Director's cuts Other main points from Duffy's report
On International Rules
“The attendances this October, as well as the continued desire of our top players to commit to the game, will be instructive. The lack of a positive response from players or spectators in October will raise a serious doubt about the future of the competition.
“As for the AFL, there appears to be a desire on their behalf to maintain the series. However, the strength of the team that travels to Ireland in 2013 and the engagement of the Australian public with the 2014 series will ultimately determine whether the game has a future, or not.”
On verbal ab use
“In general terms, such behaviour goes profoundly against the spirit of sport; more specifically, it is fundamentally at odds with the principles of our Respect Initiative, which promotes the rights, dignity and worth of each person regardless of ability, age, cultural or ethnic origin, gender, sexual orientation, or religious belief.
“It would be convenient to convince oneself that ‘sledging’ is the norm in many sports and to accept that the aspiration of keeping our games free of such behaviour is idealistic and unachievable. Such responses will ill-serve the values and image of the GAA.”
On the impact of television on attendances
“We need to encourage people to attend our games rather than to watch them on television. In a recent ESPN poll of fans of NFL games in the US, 41 per cent said they would rather watch a game on television than in the stands.

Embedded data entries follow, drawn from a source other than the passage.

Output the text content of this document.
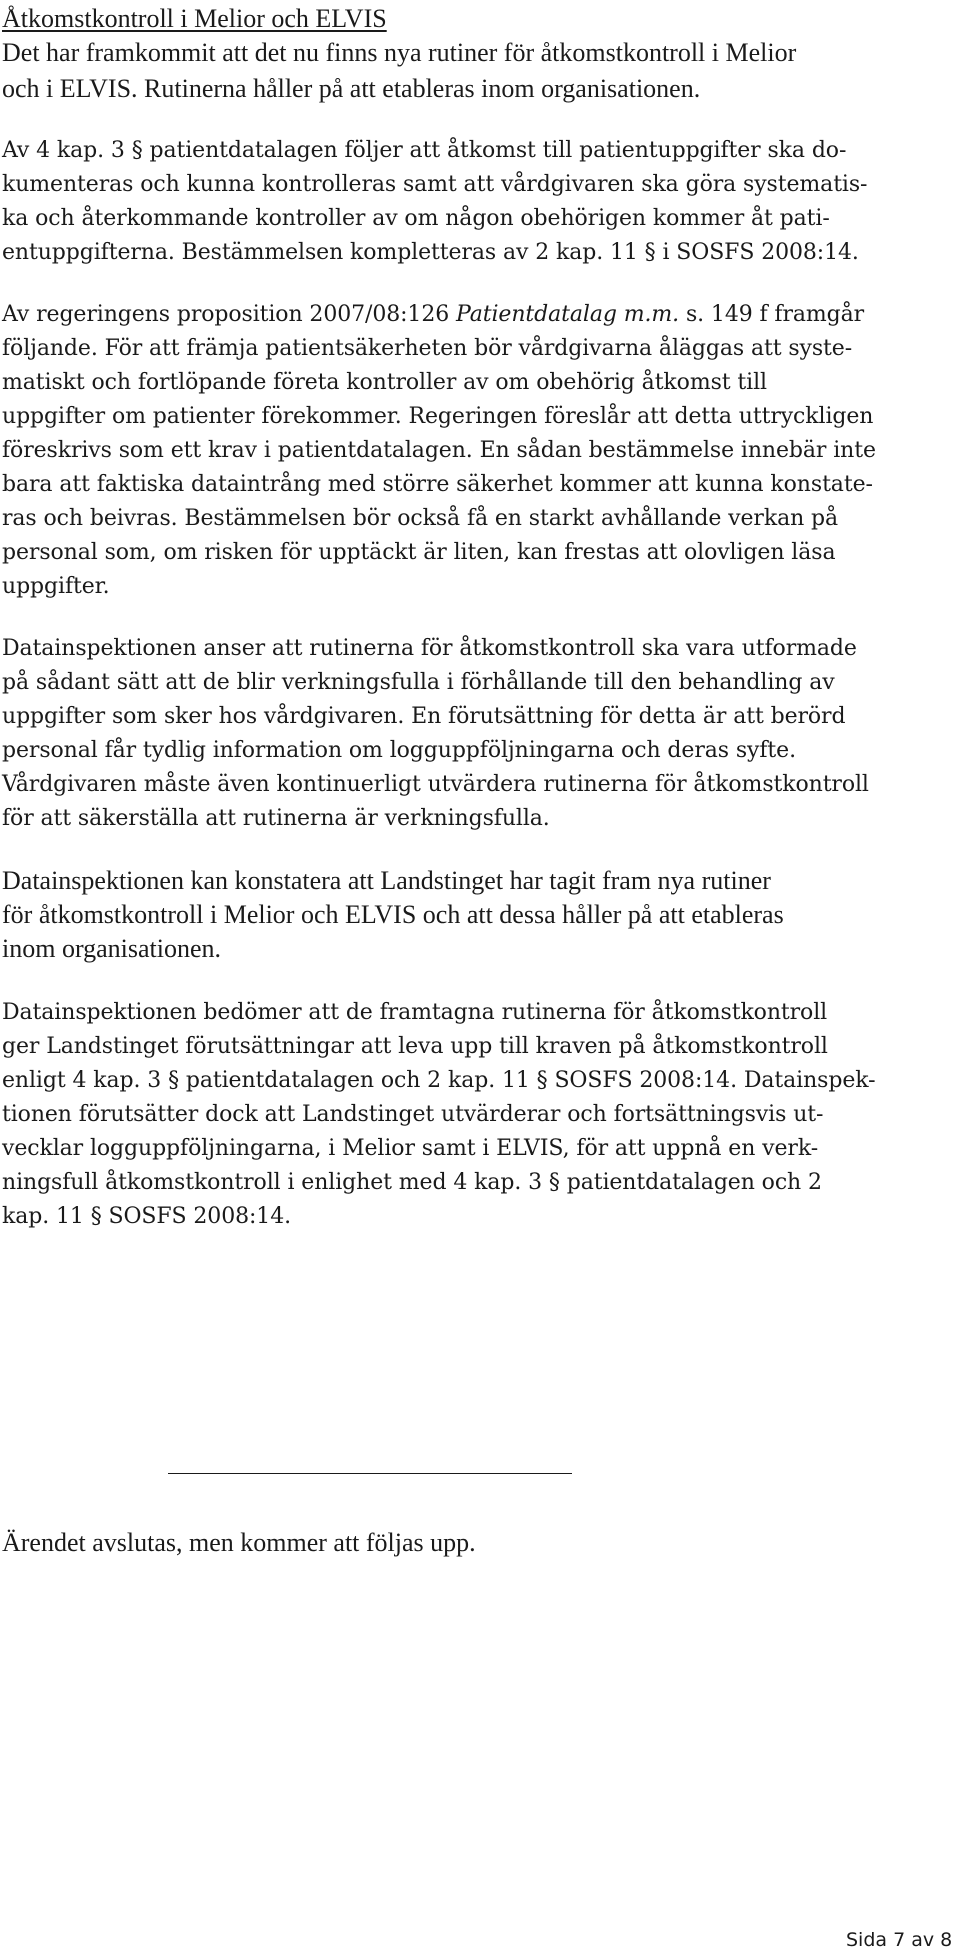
Åtkomstkontroll i Melior och ELVIS
Det har framkommit att det nu finns nya rutiner för åtkomstkontroll i Melior
och i ELVIS. Rutinerna håller på att etableras inom organisationen.
Av 4 kap. 3 § patientdatalagen följer att åtkomst till patientuppgifter ska do-
kumenteras och kunna kontrolleras samt att vårdgivaren ska göra systematis-
ka och återkommande kontroller av om någon obehörigen kommer åt pati-
entuppgifterna. Bestämmelsen kompletteras av 2 kap. 11 § i SOSFS 2008:14.
Av regeringens proposition 2007/08:126 Patientdatalag m.m. s. 149 f framgår
följande. För att främja patientsäkerheten bör vårdgivarna åläggas att syste-
matiskt och fortlöpande företa kontroller av om obehörig åtkomst till
uppgifter om patienter förekommer. Regeringen föreslår att detta uttryckligen
föreskrivs som ett krav i patientdatalagen. En sådan bestämmelse innebär inte
bara att faktiska dataintrång med större säkerhet kommer att kunna konstate-
ras och beivras. Bestämmelsen bör också få en starkt avhållande verkan på
personal som, om risken för upptäckt är liten, kan frestas att olovligen läsa
uppgifter.
Datainspektionen anser att rutinerna för åtkomstkontroll ska vara utformade
på sådant sätt att de blir verkningsfulla i förhållande till den behandling av
uppgifter som sker hos vårdgivaren. En förutsättning för detta är att berörd
personal får tydlig information om logguppföljningarna och deras syfte.
Vårdgivaren måste även kontinuerligt utvärdera rutinerna för åtkomstkontroll
för att säkerställa att rutinerna är verkningsfulla.
Datainspektionen kan konstatera att Landstinget har tagit fram nya rutiner
för åtkomstkontroll i Melior och ELVIS och att dessa håller på att etableras
inom organisationen.
Datainspektionen bedömer att de framtagna rutinerna för åtkomstkontroll
ger Landstinget förutsättningar att leva upp till kraven på åtkomstkontroll
enligt 4 kap. 3 § patientdatalagen och 2 kap. 11 § SOSFS 2008:14. Datainspek-
tionen förutsätter dock att Landstinget utvärderar och fortsättningsvis ut-
vecklar logguppföljningarna, i Melior samt i ELVIS, för att uppnå en verk-
ningsfull åtkomstkontroll i enlighet med 4 kap. 3 § patientdatalagen och 2
kap. 11 § SOSFS 2008:14.
Ärendet avslutas, men kommer att följas upp.
Sida 7 av 8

“Jonathan Kraft, President of the New England Patriots, offered an interesting perspective at a recent technology summit: ‘If we want people to come to our stadium and find it worth the money, we have to figure out how we give an experience that’s different than the experience at home and give you all the comforts of home.’”

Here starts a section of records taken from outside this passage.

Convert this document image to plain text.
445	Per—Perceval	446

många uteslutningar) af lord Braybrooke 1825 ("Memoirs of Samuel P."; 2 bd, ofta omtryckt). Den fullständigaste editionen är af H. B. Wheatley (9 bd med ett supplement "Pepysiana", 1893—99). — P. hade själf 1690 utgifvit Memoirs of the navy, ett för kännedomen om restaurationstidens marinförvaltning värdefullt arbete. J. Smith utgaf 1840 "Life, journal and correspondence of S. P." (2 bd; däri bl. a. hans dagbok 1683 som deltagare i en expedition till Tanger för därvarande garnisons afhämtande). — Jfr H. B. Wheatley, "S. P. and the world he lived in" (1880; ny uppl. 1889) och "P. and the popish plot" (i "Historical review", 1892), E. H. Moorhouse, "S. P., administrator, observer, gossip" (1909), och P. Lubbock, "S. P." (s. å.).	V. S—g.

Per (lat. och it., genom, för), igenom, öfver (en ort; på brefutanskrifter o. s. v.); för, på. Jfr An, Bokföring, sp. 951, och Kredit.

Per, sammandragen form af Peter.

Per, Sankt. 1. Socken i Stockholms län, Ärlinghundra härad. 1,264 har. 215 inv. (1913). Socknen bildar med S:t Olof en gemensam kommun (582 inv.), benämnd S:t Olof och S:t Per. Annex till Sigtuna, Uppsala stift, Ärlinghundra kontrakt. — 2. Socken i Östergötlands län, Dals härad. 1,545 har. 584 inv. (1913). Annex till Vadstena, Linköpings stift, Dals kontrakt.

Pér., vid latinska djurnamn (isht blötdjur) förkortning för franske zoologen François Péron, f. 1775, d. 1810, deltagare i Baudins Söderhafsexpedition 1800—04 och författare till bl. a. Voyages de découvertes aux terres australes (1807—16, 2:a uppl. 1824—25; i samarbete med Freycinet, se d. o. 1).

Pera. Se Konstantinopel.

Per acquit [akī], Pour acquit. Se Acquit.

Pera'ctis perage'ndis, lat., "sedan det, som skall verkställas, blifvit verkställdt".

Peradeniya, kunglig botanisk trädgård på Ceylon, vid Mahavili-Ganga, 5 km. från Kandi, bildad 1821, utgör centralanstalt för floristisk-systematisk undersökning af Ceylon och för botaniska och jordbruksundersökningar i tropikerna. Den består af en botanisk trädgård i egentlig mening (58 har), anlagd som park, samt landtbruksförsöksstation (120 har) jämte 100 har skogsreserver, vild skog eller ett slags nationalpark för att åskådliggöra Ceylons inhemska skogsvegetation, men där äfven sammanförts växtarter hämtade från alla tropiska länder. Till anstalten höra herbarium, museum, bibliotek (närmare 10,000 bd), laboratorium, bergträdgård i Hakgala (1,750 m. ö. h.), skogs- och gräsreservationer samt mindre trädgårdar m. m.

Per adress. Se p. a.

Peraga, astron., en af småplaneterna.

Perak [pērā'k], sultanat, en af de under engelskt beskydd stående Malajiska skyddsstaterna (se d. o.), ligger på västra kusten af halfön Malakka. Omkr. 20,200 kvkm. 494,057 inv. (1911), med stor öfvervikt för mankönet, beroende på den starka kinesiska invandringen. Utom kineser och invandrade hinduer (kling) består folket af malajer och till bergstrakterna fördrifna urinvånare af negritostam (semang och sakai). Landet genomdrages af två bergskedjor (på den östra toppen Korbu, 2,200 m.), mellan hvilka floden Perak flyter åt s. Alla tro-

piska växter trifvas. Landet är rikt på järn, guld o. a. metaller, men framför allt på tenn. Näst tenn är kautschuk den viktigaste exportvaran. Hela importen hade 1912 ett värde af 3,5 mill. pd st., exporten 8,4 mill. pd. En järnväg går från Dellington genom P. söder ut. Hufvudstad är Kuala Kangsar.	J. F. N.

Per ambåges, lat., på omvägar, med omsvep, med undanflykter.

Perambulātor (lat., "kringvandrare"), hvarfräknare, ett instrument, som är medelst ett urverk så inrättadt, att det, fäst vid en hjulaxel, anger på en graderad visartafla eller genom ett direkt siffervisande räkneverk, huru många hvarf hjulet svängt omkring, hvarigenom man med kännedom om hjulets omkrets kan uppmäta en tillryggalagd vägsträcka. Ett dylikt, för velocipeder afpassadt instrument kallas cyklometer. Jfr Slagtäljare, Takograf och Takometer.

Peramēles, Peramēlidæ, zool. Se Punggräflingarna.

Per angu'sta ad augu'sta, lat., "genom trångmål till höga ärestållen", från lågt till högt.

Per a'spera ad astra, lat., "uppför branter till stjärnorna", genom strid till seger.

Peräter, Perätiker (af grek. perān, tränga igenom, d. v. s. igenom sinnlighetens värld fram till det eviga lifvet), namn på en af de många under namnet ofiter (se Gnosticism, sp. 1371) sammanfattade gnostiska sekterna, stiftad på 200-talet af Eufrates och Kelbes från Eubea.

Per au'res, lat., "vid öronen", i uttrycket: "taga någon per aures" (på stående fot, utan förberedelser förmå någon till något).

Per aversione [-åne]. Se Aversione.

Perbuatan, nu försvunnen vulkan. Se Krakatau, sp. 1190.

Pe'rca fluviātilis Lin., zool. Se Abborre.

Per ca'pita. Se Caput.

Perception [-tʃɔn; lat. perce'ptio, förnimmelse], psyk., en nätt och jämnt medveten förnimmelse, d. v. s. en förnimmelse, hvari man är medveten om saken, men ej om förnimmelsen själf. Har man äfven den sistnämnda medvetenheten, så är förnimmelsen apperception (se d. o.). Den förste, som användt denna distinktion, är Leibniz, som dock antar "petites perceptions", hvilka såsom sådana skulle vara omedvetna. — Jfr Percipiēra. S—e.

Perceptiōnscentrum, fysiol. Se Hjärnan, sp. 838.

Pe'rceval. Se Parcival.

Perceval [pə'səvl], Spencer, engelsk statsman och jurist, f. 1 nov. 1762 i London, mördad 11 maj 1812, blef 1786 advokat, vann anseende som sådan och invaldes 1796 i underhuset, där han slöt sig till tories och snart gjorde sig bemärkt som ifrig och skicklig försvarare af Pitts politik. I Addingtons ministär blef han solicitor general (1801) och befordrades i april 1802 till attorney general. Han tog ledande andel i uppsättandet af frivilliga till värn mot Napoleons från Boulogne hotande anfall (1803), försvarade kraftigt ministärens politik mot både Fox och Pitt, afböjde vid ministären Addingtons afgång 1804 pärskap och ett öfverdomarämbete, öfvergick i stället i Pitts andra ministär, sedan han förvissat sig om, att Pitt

On score detection technology
“A significant development in 2013 will be in the introduction of Hawk-Eye score-detection technology for our major games at Croke Park, an innovation that will doubtless attract significant media and public attention. We’re very comfortable where we are in terms of the technology and all that but the motion hasn’t been passed at Congress.

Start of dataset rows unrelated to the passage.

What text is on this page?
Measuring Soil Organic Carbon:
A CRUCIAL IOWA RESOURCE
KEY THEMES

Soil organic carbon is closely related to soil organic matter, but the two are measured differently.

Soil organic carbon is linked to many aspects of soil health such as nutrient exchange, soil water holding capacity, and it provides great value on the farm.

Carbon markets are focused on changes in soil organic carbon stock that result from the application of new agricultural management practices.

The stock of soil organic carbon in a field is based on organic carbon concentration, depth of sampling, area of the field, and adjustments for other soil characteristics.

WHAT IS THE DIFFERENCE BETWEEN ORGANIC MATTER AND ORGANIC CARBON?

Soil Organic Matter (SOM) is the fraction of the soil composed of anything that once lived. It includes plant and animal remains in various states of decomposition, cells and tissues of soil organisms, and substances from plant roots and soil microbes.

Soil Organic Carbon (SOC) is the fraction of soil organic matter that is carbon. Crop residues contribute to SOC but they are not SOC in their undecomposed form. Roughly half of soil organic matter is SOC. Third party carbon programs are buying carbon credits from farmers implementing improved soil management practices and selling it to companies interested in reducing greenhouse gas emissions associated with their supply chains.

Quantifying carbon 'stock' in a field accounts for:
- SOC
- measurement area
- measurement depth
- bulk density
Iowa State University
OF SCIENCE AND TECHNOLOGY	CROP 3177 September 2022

“If the motion is passed wed expect it to be used for the first Championship game here officially. I think it’s the first weekend in June. All going well it’ll be used then.”
On the role of county secretaries
“The decision in 2007 to initiate the appointment of full-time county secretaries was intended not only to maintain high-quality administration . . . but also to underline a new commitment to financial and commercial management.
“These are worthy goals; however, it can be argued that the association did little to provide the new appointees with the necessary skills and training. The decision of Coiste Bainistí in 2012 that it will, in future, favour the appointment of administrators to work alongside voluntary county secretaries seems to reflect a disappointment that the full-time role has not developed as originally envisaged.”
On the responsibility of fixture makers
“It was disappointing to observe that a number of high-profile games in 2012 were fixed for venues that met none of the criteria for achieving maximum attendances. Venues with superior facilities, better seating and easier journeys for supporters were often not selected.
“CCC (Central Competition Control) committees have a responsibility at all levels to select venues that meet the criteria identified in the 2009 research (into the key factors that encourage and discourage attendances at our games). It is no longer good enough that venues are selected on account of politics or traditional practice.”